MEDAN (Waspada.id): Pelimpahan berkas perkara korupsi proyek jalan di Sumatera Utara oleh Komisi Pemberantasan Korupsi (KPK) dengan tersangka Topan Obaja Putra Ginting bukan sekadar peristiwa hukum.
Hal itu disampaikan Assoc Prof Dr Farid Wajdi, SH, MHum kepada Waspada.id di Medan, Kamis (13/11/2025).
Menurut Farid, kasus ini menyingkap kembali wajah muram bangsa yang terus digerogoti oleh penyakit lama: korupsi yang menular dari generasi ke generasi, dari meja birokrasi hingga proyek publik.
Pembangunan jalan seharusnya menjadi wujud kehadiran negara. Setiap ruas aspal adalah urat nadi ekonomi, penghubung antar wilayah, dan lambang janji kesejahteraan.
Namun, kata Farid, ketika proyek publik diperdagangkan, maknanya berubah total. Jalan bukan lagi simbol kemajuan, melainkan saksi dari kerakusan yang terorganisasi.
“Setiap meter aspal yang gagal dirampungkan karena uangnya digelapkan sama dengan jarak baru yang tercipta antara rakyat dan harapan,” ungkapnya.
Farid menyebut korupsi di sektor infrastruktur bukan hanya pencurian anggaran, tetapi penjarahan terhadap keadilan sosial.
“Uang yang seharusnya mengalir untuk kemakmuran bersama berbelok ke rekening pribadi. Rakyat dibiarkan berjalan di atas jalan berlubang, sementara segelintir pejabat melaju di atas kemewahan yang dibeli dengan uang publik,” tandasnya.
Farid mengungkapkan bahwa kerugian itu tidak sekadar finansial, tetapi moral. Kepercayaan terhadap negara tergerus, rasa hormat terhadap hukum terhapus, dan makna pelayanan publik hancur bersama integritas penyelenggara negara.

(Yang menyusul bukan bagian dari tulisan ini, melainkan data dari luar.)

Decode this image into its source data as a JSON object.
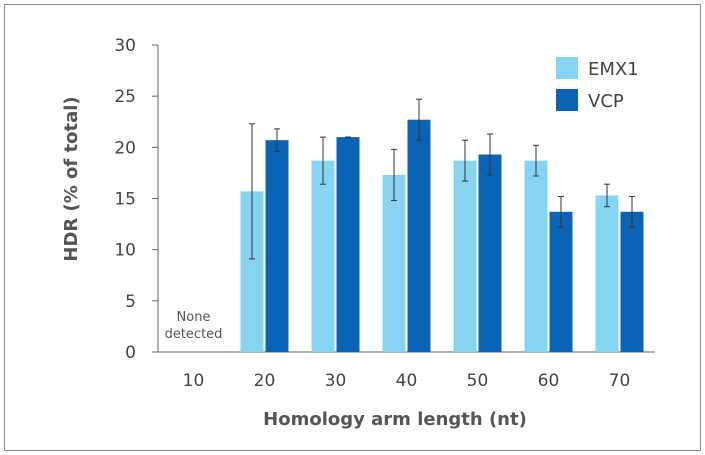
{
  "chart_data": {
    "type": "bar",
    "xlabel": "Homology arm length (nt)",
    "ylabel": "HDR (% of total)",
    "categories": [
      "10",
      "20",
      "30",
      "40",
      "50",
      "60",
      "70"
    ],
    "ylim": [
      0,
      30
    ],
    "yticks": [
      0,
      5,
      10,
      15,
      20,
      25,
      30
    ],
    "grid": false,
    "legend_position": "top-right",
    "series": [
      {
        "name": "EMX1",
        "color": "#86d3f2",
        "values": [
          null,
          15.7,
          18.7,
          17.3,
          18.7,
          18.7,
          15.3
        ],
        "errors": [
          null,
          6.6,
          2.3,
          2.5,
          2.0,
          1.5,
          1.1
        ]
      },
      {
        "name": "VCP",
        "color": "#0b63b6",
        "values": [
          null,
          20.7,
          21.0,
          22.7,
          19.3,
          13.7,
          13.7
        ],
        "errors": [
          null,
          1.1,
          0.0,
          2.0,
          2.0,
          1.5,
          1.5
        ]
      }
    ],
    "annotations": [
      {
        "category": "10",
        "lines": [
          "None",
          "detected"
        ]
      }
    ]
  }
}
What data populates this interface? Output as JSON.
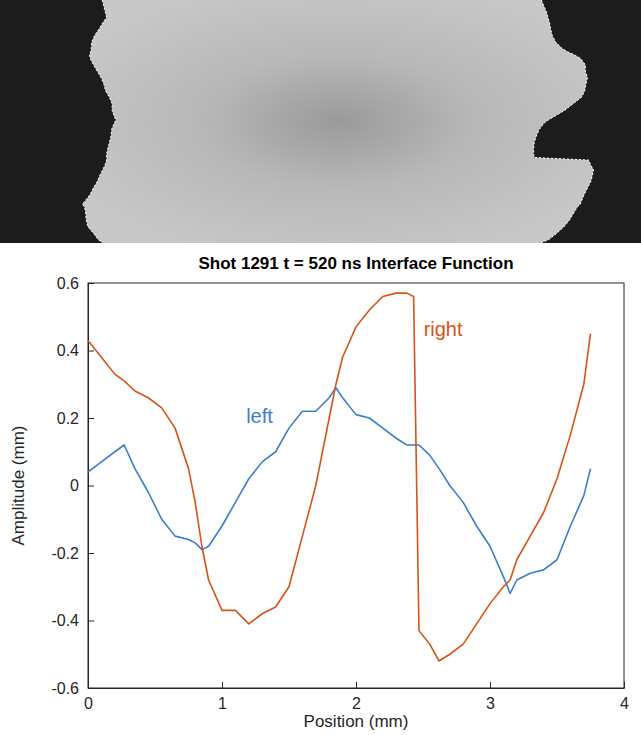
{
  "chart_data": {
    "type": "line",
    "title": "Shot 1291 t = 520 ns Interface Function",
    "x_label": "Position (mm)",
    "y_label": "Amplitude (mm)",
    "x": [
      0,
      0.1,
      0.2,
      0.27,
      0.35,
      0.45,
      0.55,
      0.65,
      0.75,
      0.8,
      0.85,
      0.9,
      1.0,
      1.1,
      1.2,
      1.3,
      1.4,
      1.5,
      1.6,
      1.7,
      1.8,
      1.85,
      1.9,
      2.0,
      2.1,
      2.2,
      2.3,
      2.38,
      2.43,
      2.47,
      2.55,
      2.62,
      2.7,
      2.8,
      2.9,
      3.0,
      3.1,
      3.15,
      3.2,
      3.3,
      3.4,
      3.5,
      3.6,
      3.7,
      3.75
    ],
    "series": [
      {
        "name": "left",
        "color": "#3b7fcb",
        "label": {
          "x": 1.28,
          "y": 0.2
        },
        "values": [
          0.04,
          0.07,
          0.1,
          0.12,
          0.05,
          -0.02,
          -0.1,
          -0.15,
          -0.16,
          -0.17,
          -0.19,
          -0.18,
          -0.12,
          -0.05,
          0.02,
          0.07,
          0.1,
          0.17,
          0.22,
          0.22,
          0.26,
          0.29,
          0.26,
          0.21,
          0.2,
          0.17,
          0.14,
          0.12,
          0.12,
          0.12,
          0.09,
          0.05,
          0.0,
          -0.05,
          -0.12,
          -0.18,
          -0.27,
          -0.32,
          -0.28,
          -0.26,
          -0.25,
          -0.22,
          -0.12,
          -0.03,
          0.05
        ]
      },
      {
        "name": "right",
        "color": "#d95319",
        "label": {
          "x": 2.65,
          "y": 0.46
        },
        "values": [
          0.43,
          0.38,
          0.33,
          0.31,
          0.28,
          0.26,
          0.23,
          0.17,
          0.05,
          -0.05,
          -0.18,
          -0.28,
          -0.37,
          -0.37,
          -0.41,
          -0.38,
          -0.36,
          -0.3,
          -0.15,
          0.0,
          0.2,
          0.3,
          0.38,
          0.47,
          0.52,
          0.56,
          0.57,
          0.57,
          0.56,
          -0.43,
          -0.47,
          -0.52,
          -0.5,
          -0.47,
          -0.41,
          -0.35,
          -0.3,
          -0.28,
          -0.22,
          -0.15,
          -0.08,
          0.02,
          0.15,
          0.3,
          0.45
        ]
      }
    ],
    "xlim": [
      0,
      4
    ],
    "ylim": [
      -0.6,
      0.6
    ],
    "xticks": [
      0,
      1,
      2,
      3,
      4
    ],
    "yticks": [
      -0.6,
      -0.4,
      -0.2,
      0,
      0.2,
      0.4,
      0.6
    ],
    "grid": false
  }
}
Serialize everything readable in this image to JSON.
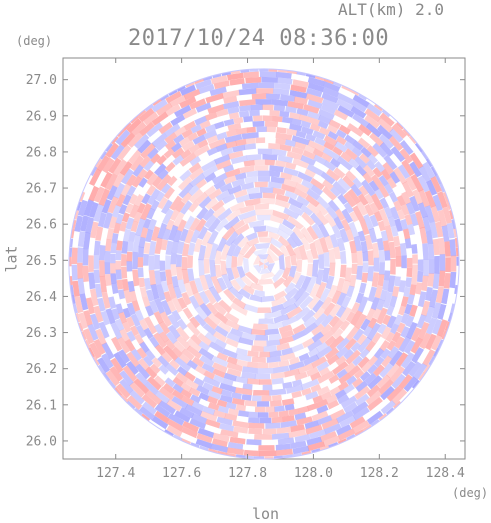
{
  "header": {
    "altitude_label": "ALT(km)  2.0",
    "timestamp": "2017/10/24 08:36:00"
  },
  "chart_data": {
    "type": "heatmap",
    "title": "2017/10/24 08:36:00",
    "subtitle": "ALT(km)  2.0",
    "xlabel": "lon",
    "ylabel": "lat",
    "x_unit": "(deg)",
    "y_unit": "(deg)",
    "xlim": [
      127.24,
      128.46
    ],
    "ylim": [
      25.95,
      27.06
    ],
    "xticks": [
      127.4,
      127.6,
      127.8,
      128.0,
      128.2,
      128.4
    ],
    "xtick_labels": [
      "127.4",
      "127.6",
      "127.8",
      "128.0",
      "128.2",
      "128.4"
    ],
    "yticks": [
      26.0,
      26.1,
      26.2,
      26.3,
      26.4,
      26.5,
      26.6,
      26.7,
      26.8,
      26.9,
      27.0
    ],
    "ytick_labels": [
      "26.0",
      "26.1",
      "26.2",
      "26.3",
      "26.4",
      "26.5",
      "26.6",
      "26.7",
      "26.8",
      "26.9",
      "27.0"
    ],
    "center": {
      "lon": 127.85,
      "lat": 26.49
    },
    "radius_deg_lat": 0.54,
    "colors": {
      "positive": "#ff9a9a",
      "negative": "#9a9aff",
      "zero": "#ffffff",
      "axis": "#8a8a8a"
    },
    "grid": false
  }
}
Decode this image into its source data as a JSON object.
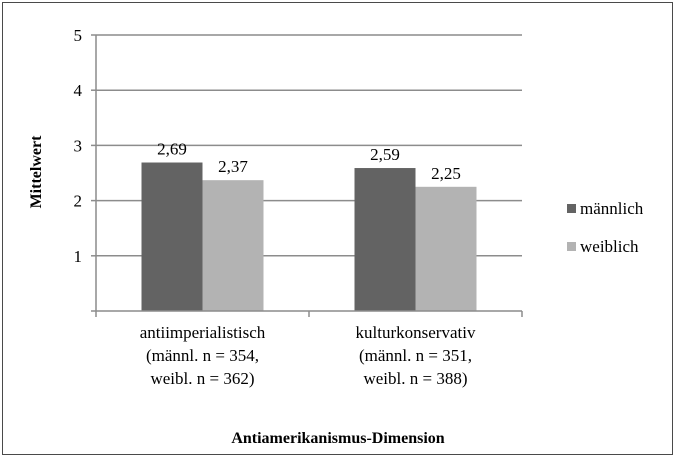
{
  "chart_data": {
    "type": "bar",
    "categories": [
      [
        "antiimperialistisch",
        "(männl. n = 354,",
        "weibl. n = 362)"
      ],
      [
        "kulturkonservativ",
        "(männl. n = 351,",
        "weibl. n = 388)"
      ]
    ],
    "series": [
      {
        "name": "männlich",
        "values": [
          2.69,
          2.59
        ],
        "labels": [
          "2,69",
          "2,59"
        ],
        "color": "#636363"
      },
      {
        "name": "weiblich",
        "values": [
          2.37,
          2.25
        ],
        "labels": [
          "2,37",
          "2,25"
        ],
        "color": "#b3b3b3"
      }
    ],
    "xlabel": "Antiamerikanismus-Dimension",
    "ylabel": "Mittelwert",
    "ylim": [
      0,
      5
    ],
    "yticks": [
      1,
      2,
      3,
      4,
      5
    ],
    "grid": true,
    "legend_position": "right"
  }
}
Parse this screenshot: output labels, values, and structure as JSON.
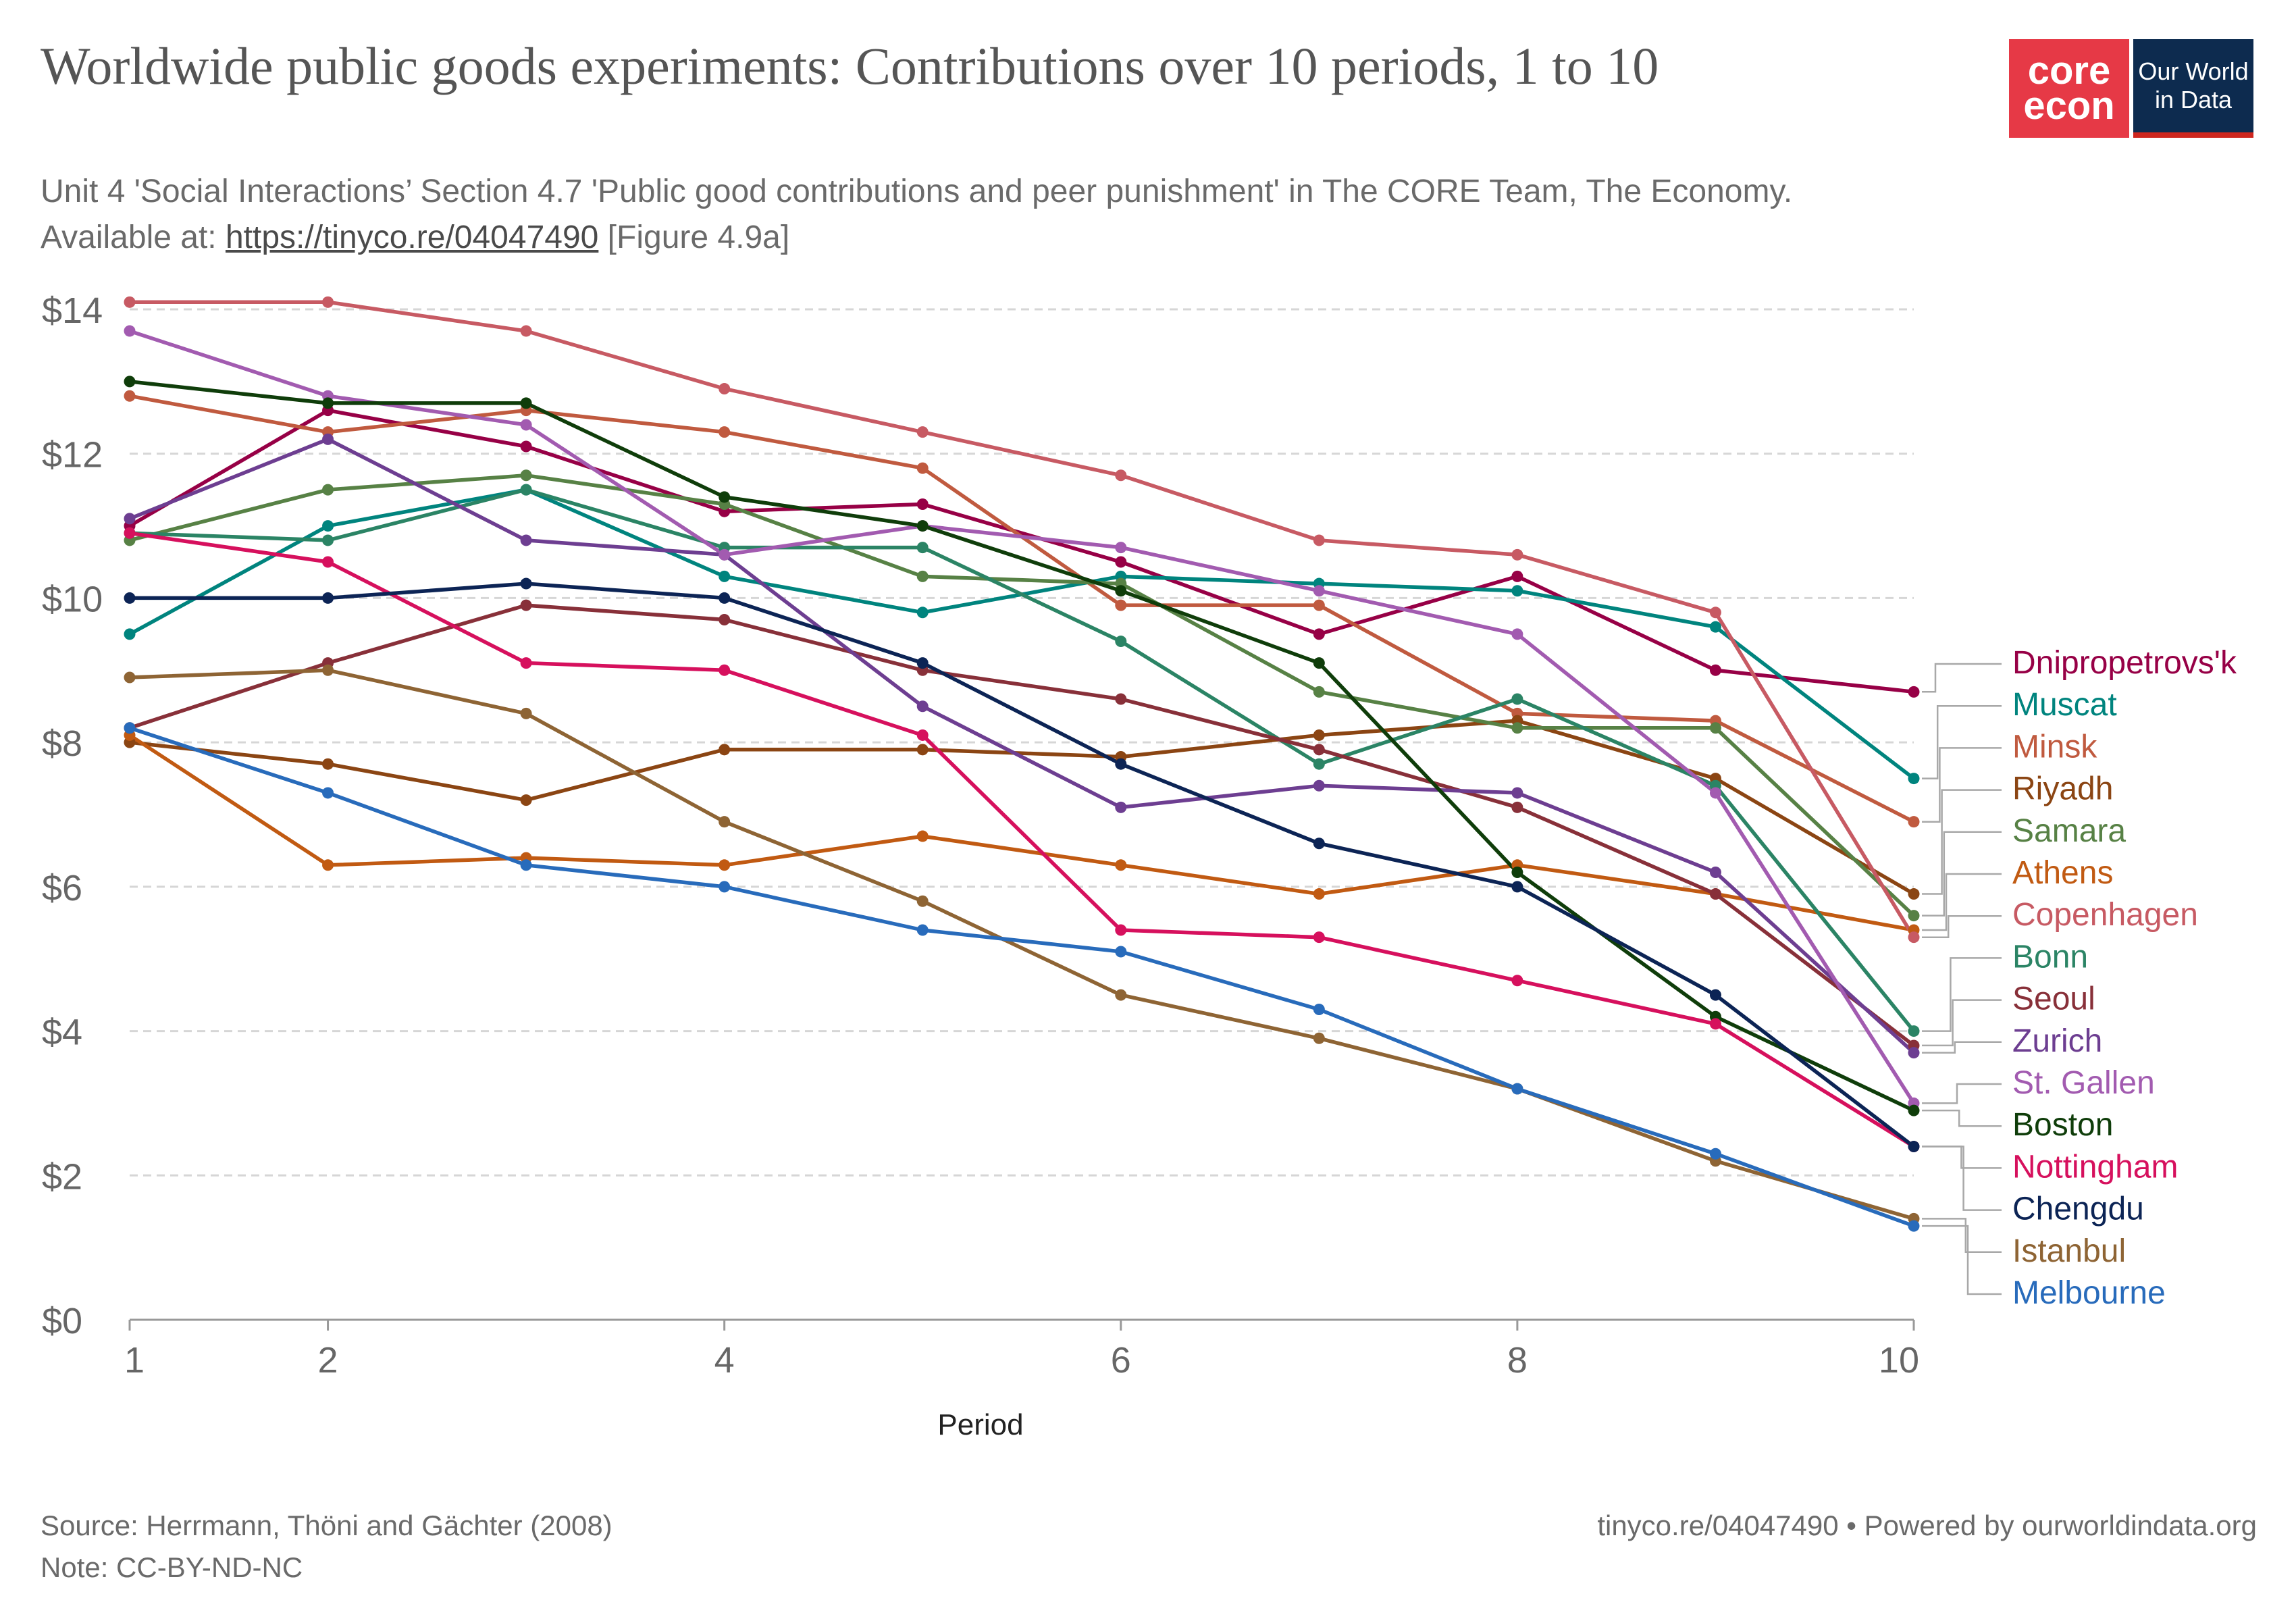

“Tragedi korupsi proyek jalan mengungkap ironi paling pahit. Infrastruktur yang mestinya menjadi perekat justru menjadi jurang pemisah antara kekuasaan dan nurani,” ucapnya.
Dalam proses pengadaan, proyek kerap berubah menjadi arena pembagian keuntungan. Anggaran disusun bukan untuk kebutuhan rakyat, melainkan untuk mengakomodasi kepentingan tertentu. “Inilah bentuk paling terang dari pengkhianatan terhadap mandat publik,” cetusnya.
Farid pun menyebut korupsi bukan sekadar pelanggaran hukum, melainkan pembusukan nilai. Ia menghapus meritokrasi, mematikan semangat pelayanan, dan menumbuhkan generasi pejabat yang terbiasa menjadikan kekuasaan sebagai alat menumpuk harta.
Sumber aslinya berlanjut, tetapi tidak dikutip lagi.